[m-users.] Simple cross-platform GUI

Peter Wang novalazy at gmail.com
Sat Sep 24 12:49:37 AEST 2022


On Fri, 23 Sep 2022 18:26:22 +0200 Dirk Ziegemeyer <dirk at ziegemeyer.de> wrote:
> 
> > Am 20.09.2022 um 03:32 schrieb Peter Wang <novalazy at gmail.com>:
> > 
> >> As all of the above bindings seem to be inactive, I'm wondering if there is any other solution. Is there any simple cross-platform socket or http-server binding for Mercury?
> > 
> > httpsrv does what it was designed to do, so there hasn't been any need
> > to update it.
> 
> Thanks Peter for providing https://github.com/yeslogic/httpsrv.
> Testing on MacOS was successful.
> 
> Installing the dependencies with the Homebrew package manager was as easy as
>     $ brew install libuv http-parser
> 
> There was an issue with librt, which seems neither to exist nor to be required on Mac. Changing the file https://github.com/yeslogic/httpsrv/blob/master/sample/Mercury.options fixed this:
> 
>     - MLLIBS-httpsrv_test += -luv -lhttp_parser -lrt
>     + MLLIBS-httpsrv_test += -luv -lhttp_parser
> 
> Is it possible to automatically skip '-lrt‘ in the Mercury.options file depending on the compilation target? I'm planning to cross-compile from a MacOS host to a Windows target.

Hi Dirk,

I've removed -lrt as it's not required on my Linux machine either (now).

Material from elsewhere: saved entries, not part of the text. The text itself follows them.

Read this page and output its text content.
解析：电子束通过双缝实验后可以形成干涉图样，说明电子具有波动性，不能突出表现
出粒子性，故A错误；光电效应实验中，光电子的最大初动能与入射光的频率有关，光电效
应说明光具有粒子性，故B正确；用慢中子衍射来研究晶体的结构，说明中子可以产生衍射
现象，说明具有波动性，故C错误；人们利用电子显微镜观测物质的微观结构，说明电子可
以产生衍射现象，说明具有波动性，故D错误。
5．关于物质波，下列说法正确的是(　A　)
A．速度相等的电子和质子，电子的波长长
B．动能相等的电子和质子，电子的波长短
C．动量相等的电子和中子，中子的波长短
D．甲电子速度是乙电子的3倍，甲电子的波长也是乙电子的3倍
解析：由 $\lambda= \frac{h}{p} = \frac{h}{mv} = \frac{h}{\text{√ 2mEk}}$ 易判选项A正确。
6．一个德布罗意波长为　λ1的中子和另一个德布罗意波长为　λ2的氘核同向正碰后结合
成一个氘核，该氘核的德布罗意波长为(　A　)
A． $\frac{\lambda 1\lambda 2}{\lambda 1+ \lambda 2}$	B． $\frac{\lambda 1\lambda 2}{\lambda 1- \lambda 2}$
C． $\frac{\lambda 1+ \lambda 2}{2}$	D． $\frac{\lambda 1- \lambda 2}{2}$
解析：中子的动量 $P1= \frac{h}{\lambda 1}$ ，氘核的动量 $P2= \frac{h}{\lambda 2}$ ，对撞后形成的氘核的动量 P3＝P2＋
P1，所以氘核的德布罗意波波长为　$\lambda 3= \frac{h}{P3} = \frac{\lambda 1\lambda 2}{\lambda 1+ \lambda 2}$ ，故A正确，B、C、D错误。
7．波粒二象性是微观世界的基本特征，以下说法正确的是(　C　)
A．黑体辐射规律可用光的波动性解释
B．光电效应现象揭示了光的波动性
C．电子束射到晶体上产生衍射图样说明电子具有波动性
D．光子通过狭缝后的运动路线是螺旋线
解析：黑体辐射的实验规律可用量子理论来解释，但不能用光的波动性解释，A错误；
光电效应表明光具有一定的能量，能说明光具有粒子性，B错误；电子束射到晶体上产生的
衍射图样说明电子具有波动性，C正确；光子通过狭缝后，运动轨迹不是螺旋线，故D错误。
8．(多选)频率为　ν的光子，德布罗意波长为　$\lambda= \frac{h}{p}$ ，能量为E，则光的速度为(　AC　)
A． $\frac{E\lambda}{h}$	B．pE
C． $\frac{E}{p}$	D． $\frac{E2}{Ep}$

The required libraries will still vary by platform, in particular
Windows. For the sample application, I've just asked the user to run
"make WINDOWS=1". (When cross-compiling, there is the extra complication
that your package manager probably won't provide libuv and http-parser
libraries built for the target platform.)

The way I have used httpsrv is to build its modules as part of the
Mercury application. The src/httpsrv.options file can be included into
the application's Mercury.options file to set compile flags.
Linking with the correct libraries for each platform will need to be
set up by your application's build system.